Comment by tombert

8 hours ago

Claude has certainly been getting better with TLA+. It's not perfect yet but for laughs I got it to model the rules of Monopoly last night [1]. I haven't done any exhaustive checking on it yet, but it certainly looks passable.

It is pretty impressive at how good it's gotten at this, in a relatively short amount of time no less. I still usually write my specs by hand, but who knows how much longer I'll be doing that.

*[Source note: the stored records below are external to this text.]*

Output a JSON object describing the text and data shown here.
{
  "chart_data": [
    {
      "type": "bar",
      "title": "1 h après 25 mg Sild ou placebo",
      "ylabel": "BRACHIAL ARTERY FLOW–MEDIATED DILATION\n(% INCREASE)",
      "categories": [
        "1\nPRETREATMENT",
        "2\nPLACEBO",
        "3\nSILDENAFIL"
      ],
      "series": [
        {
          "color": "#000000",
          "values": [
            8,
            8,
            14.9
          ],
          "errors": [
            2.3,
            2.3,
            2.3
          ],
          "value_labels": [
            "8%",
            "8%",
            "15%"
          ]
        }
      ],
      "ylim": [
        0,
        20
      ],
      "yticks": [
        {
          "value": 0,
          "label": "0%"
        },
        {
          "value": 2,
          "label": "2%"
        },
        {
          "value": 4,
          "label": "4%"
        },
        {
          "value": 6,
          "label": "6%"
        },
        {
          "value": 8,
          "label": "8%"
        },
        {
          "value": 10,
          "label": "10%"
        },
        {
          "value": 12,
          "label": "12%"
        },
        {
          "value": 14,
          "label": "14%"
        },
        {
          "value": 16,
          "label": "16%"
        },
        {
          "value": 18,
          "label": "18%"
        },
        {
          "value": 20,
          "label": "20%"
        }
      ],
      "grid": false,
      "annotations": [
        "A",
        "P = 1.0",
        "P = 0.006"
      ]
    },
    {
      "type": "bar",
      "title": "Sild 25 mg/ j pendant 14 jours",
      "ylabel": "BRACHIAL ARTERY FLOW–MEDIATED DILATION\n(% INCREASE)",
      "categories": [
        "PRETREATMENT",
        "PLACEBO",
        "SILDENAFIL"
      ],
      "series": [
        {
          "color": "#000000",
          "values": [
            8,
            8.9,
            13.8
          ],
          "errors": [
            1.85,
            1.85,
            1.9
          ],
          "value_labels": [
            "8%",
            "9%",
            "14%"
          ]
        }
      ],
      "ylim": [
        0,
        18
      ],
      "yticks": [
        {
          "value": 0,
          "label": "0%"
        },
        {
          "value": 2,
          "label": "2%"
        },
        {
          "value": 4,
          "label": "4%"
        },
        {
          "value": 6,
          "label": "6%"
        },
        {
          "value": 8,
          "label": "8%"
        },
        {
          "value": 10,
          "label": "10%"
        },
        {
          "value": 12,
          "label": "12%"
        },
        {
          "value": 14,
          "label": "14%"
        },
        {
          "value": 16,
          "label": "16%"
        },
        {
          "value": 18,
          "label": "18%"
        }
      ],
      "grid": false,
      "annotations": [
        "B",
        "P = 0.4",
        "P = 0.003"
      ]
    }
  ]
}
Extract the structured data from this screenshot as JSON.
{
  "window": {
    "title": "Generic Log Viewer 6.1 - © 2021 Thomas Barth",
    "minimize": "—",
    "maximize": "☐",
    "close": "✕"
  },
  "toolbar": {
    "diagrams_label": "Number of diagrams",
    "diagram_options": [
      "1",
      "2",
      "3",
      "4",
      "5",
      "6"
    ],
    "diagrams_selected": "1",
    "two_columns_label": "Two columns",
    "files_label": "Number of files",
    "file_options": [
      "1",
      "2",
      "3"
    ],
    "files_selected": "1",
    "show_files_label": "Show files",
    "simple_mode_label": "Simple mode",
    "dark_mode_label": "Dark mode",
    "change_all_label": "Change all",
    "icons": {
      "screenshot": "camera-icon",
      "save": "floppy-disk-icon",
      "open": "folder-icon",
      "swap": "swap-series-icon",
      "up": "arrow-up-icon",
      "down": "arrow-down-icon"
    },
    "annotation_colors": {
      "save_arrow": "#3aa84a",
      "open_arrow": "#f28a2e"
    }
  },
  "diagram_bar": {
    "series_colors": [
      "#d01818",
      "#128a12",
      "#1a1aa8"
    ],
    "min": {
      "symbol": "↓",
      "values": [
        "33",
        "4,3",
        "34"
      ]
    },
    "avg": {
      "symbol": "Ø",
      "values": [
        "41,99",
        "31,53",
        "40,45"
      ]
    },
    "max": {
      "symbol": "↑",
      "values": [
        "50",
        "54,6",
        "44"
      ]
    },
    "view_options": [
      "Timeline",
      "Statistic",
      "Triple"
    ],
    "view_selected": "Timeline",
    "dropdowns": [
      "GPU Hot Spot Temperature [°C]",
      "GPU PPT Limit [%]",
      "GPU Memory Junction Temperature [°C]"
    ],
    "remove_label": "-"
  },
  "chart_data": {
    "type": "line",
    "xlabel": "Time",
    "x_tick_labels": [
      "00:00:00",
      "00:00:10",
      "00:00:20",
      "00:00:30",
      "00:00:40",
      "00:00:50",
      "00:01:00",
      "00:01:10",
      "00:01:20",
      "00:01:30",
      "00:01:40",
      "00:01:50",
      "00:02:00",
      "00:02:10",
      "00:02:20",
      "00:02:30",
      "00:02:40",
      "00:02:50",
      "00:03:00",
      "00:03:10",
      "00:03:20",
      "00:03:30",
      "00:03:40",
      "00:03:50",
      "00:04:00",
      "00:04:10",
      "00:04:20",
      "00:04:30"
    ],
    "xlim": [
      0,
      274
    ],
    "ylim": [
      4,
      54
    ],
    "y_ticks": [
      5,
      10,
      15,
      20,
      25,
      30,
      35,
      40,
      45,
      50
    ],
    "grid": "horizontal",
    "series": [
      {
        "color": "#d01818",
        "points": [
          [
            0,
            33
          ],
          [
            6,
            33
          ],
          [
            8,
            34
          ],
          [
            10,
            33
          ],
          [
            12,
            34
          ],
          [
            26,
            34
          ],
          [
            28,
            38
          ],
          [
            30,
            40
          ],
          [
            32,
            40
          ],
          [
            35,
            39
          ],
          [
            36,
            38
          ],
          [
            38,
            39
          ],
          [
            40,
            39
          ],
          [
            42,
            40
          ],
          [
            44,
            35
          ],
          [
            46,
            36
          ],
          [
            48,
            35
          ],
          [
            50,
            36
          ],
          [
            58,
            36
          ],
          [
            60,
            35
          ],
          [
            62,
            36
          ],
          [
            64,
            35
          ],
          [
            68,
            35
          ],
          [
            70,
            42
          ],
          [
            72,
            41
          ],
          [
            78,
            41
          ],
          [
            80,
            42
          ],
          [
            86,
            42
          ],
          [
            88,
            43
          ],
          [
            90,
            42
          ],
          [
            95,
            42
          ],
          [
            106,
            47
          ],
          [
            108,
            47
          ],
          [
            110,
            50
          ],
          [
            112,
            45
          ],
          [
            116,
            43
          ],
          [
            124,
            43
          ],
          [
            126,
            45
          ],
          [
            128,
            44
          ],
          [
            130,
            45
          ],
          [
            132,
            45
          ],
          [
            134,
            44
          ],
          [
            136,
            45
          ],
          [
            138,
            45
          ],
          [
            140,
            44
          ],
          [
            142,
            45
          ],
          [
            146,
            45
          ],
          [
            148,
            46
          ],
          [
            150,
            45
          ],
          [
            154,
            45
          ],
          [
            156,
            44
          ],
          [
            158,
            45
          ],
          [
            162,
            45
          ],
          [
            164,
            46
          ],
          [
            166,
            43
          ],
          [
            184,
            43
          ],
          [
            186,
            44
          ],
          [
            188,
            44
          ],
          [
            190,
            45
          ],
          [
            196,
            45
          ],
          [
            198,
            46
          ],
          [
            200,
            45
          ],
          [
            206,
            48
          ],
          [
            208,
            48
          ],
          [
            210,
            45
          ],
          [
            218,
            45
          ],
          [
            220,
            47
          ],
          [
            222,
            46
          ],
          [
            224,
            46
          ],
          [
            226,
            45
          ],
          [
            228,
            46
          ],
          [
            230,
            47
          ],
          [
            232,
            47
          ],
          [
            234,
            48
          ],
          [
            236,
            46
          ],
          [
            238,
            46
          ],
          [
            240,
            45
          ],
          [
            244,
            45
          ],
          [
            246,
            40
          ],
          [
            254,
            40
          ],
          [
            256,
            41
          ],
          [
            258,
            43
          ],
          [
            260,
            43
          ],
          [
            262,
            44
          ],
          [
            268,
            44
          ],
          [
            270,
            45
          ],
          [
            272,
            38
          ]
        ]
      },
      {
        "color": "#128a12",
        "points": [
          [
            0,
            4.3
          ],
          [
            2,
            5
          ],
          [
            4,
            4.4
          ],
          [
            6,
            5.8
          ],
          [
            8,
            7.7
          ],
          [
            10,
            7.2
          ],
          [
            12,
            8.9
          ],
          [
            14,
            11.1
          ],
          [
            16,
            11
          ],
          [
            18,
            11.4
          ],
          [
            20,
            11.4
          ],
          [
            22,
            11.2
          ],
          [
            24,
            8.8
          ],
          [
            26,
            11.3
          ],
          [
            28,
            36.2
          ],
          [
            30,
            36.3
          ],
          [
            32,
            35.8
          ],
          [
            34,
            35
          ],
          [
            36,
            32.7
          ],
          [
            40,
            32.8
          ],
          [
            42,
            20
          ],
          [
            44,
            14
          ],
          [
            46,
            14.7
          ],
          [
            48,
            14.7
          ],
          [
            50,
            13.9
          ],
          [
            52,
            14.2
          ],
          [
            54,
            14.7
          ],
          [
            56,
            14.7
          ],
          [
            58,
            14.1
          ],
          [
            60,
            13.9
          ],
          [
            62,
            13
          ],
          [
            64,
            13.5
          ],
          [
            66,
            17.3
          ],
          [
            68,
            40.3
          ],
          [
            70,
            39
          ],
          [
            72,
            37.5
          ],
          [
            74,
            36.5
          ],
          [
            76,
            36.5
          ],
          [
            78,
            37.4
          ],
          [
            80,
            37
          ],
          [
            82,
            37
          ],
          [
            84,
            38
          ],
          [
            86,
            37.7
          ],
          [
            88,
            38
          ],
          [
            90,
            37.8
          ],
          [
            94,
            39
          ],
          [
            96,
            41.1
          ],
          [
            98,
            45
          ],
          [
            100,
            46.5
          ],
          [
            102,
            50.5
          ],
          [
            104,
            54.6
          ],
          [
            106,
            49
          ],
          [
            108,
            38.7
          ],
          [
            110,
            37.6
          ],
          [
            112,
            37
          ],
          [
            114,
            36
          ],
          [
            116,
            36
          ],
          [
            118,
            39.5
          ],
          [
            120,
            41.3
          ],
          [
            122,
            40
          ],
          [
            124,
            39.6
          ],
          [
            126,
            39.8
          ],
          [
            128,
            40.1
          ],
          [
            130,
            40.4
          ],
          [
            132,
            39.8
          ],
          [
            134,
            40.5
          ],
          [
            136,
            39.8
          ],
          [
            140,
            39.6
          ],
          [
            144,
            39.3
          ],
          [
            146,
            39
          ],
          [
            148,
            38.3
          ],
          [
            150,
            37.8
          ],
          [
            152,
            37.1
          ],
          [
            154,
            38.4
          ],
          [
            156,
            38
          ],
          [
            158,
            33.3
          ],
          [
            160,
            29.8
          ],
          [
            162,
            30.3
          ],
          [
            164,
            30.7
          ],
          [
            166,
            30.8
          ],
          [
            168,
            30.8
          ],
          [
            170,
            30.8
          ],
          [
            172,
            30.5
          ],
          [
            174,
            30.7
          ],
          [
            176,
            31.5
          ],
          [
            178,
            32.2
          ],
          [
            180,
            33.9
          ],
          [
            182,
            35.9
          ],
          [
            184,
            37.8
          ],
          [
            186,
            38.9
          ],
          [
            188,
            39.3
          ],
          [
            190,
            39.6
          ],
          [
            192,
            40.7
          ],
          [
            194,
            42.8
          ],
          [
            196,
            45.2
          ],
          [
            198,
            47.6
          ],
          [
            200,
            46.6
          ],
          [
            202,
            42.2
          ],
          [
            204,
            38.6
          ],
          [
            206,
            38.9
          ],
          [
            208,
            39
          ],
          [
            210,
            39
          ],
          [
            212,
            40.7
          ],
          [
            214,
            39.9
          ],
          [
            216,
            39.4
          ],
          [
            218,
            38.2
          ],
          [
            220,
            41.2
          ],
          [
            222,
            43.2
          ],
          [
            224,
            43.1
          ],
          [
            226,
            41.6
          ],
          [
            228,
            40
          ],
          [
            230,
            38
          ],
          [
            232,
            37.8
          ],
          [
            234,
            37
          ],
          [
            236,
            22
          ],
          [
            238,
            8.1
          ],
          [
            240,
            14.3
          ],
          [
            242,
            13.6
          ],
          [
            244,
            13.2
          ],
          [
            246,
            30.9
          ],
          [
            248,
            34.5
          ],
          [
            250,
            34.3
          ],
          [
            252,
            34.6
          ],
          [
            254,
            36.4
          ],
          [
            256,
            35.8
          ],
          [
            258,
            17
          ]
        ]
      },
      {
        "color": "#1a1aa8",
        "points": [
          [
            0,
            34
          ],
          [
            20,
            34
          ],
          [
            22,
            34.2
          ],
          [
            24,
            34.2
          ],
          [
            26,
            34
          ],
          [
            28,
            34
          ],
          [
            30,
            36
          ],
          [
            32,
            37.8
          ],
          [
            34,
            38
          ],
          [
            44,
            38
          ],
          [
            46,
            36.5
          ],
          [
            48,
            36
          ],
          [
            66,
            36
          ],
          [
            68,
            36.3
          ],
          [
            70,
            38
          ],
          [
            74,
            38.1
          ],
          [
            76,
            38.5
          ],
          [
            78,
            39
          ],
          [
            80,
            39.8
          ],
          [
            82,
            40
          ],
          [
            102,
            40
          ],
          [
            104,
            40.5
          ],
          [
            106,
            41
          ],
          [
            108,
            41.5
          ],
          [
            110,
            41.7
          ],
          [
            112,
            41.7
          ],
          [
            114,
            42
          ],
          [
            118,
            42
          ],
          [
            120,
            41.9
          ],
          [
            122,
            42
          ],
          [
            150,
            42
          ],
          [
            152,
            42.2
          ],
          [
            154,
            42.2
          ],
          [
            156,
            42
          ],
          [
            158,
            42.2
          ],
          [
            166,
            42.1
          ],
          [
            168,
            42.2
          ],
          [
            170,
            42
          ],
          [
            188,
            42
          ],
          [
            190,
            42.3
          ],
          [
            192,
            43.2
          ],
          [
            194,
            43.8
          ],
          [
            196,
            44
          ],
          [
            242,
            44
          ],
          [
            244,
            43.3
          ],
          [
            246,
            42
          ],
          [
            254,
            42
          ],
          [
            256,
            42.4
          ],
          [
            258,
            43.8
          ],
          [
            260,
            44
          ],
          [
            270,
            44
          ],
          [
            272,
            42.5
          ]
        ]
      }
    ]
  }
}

[1] https://pdfhost.io/v/KU2j37YKrP_Monopoly

5 comments

tombert

randusername 2 hours ago

What's the advantage of provable correctness if it's apparently not easy to prove even for people who understand TLA+? I'm not trying to be a party pooper, just curious.

Isn't logical incorrectness less of a problem in software than failures of imagination or conscientiousness in modeling the domain?

ofrzeta 7 hours ago

It looks quite complicated and I have no idea what it is doing. Obviously, since I don't know about TLA+. But what about someone who knows TLA+? It still seems hard to make sure it is valid. And it's just for a relatively simple game.

comex 4 hours ago

Well, for one thing:
> Decline to buy: property stays with bank (auction abstracted out)
Ignoring an entire game mechanic is really stretching the definition of “abstracted out”…
Also, at the bottom it defines a “Liveness: someone eventually wins” property which I believe cannot be proven. Monopoly doesn’t have any rules forcing the game to end eventually. There is only a probabilistic guarantee, and even that only applies if the players are trying to win; if the players are conspiring to prevent the game from ending then they’re unlikely to fail.
_doctor_love 4 hours ago

There is a nice guide to TLA+ from Hillel Wayne here: https://learntla.com/
PlusCal is recommended as the gentler on-ramp to TLA+ for first learning.

NooneAtAll3 3 hours ago

> I haven't done any exhaustive checking on it yet, but it certainly looks passable.

isn't that exactly the kind of fails LLMs do the most? first-glance-passable nonsense?